There are often stacks of used books on the corner of Second Street and Seventh Avenue near the gate of the PS 321 playground.
My guess is that they’re the used books rejected by Park Slope Books. That shop is just a half a block away from there.
Picking up books off the street is a pastime around here because people are always leaving books in front of their houses.
Yesterday, Hepcat grabbed a signed copy of a novel called, Jack Fish by J Milligan, which has a great cover: an orange tinted photograph of the Coney Island boardwalk and an illustration of Jack Fish, a secret agent in a bathing suit with a spear.
"A wild ride" says the blurb by James Ellroy. Jonathan Ames liked it, too. "What an astounding, loony tour de force! Hard-boiled yet comedic, realistic yet absurd—Jack Fish is a noir story told in technicolor."
On the back, there’s this description of the book:
Secret Agent Jack Fish, an operative of the Elders of Atlantis is dispacted to New York City to locate a rogue agent and spear him.

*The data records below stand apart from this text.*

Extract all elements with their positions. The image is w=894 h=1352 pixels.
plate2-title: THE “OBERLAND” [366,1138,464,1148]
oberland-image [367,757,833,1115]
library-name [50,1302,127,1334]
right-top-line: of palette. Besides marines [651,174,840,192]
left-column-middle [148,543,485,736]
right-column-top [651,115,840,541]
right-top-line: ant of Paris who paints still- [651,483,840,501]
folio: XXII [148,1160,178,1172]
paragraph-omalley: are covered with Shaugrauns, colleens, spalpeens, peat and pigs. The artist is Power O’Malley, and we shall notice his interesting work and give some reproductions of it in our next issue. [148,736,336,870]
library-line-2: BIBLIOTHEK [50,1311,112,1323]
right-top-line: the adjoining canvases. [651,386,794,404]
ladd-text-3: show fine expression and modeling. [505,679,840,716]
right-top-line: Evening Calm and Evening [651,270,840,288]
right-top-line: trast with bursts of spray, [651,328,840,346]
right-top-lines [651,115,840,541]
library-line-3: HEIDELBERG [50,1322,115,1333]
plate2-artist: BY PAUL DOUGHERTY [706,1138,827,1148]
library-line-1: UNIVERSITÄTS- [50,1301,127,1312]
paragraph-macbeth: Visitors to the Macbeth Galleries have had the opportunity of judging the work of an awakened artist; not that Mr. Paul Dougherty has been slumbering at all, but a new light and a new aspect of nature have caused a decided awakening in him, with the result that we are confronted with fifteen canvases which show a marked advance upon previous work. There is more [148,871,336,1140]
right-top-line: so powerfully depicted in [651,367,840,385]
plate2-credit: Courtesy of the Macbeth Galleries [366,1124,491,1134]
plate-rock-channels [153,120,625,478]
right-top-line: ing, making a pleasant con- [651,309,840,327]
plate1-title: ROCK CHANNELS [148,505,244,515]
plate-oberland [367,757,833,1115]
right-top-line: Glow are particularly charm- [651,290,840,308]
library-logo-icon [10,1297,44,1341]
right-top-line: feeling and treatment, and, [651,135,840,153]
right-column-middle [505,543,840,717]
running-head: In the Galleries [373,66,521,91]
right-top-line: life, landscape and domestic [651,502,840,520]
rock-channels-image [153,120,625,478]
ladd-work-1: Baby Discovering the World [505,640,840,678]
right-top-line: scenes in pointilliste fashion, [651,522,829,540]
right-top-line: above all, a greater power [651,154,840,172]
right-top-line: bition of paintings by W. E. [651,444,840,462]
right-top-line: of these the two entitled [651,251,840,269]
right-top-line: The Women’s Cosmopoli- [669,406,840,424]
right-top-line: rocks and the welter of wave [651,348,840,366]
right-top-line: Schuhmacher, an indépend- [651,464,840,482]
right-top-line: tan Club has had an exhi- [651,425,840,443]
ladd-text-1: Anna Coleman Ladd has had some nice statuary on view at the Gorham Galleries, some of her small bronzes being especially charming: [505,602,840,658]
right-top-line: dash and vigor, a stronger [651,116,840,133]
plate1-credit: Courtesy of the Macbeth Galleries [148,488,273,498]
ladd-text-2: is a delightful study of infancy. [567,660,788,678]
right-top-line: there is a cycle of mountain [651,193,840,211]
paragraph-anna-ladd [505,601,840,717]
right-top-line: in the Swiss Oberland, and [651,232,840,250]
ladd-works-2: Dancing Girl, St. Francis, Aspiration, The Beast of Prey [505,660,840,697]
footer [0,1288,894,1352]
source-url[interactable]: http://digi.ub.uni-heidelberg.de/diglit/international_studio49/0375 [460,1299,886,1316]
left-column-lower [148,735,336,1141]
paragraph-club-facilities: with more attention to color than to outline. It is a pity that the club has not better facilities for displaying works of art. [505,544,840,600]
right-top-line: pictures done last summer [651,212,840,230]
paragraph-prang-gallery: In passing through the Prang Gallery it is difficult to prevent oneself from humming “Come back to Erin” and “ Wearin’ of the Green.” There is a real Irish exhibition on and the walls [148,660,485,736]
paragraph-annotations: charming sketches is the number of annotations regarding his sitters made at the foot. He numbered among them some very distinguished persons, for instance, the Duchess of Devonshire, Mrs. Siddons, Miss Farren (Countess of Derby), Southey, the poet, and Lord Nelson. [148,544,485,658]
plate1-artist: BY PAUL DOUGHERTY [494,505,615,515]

Washing up in Coney Island, first he must learn to breathe, then make his way through the strange streets of this crazy Topworld.
Inside the book, Hepcat found J Milligan’s business card. The book is out from Soho Press.
J Milligan has his own website.
If you want to write a review of this book, I’ll give it to you. Let me know. Here’s the first few lines:
Jack walked out of the sea. They had told him to take it slow, to appear to float in after a long swim. "Just sort of drift in to shore on your back," they had said, right before the Big Kiss that oxygenated his blood and the slap on the tush that sent him on his way.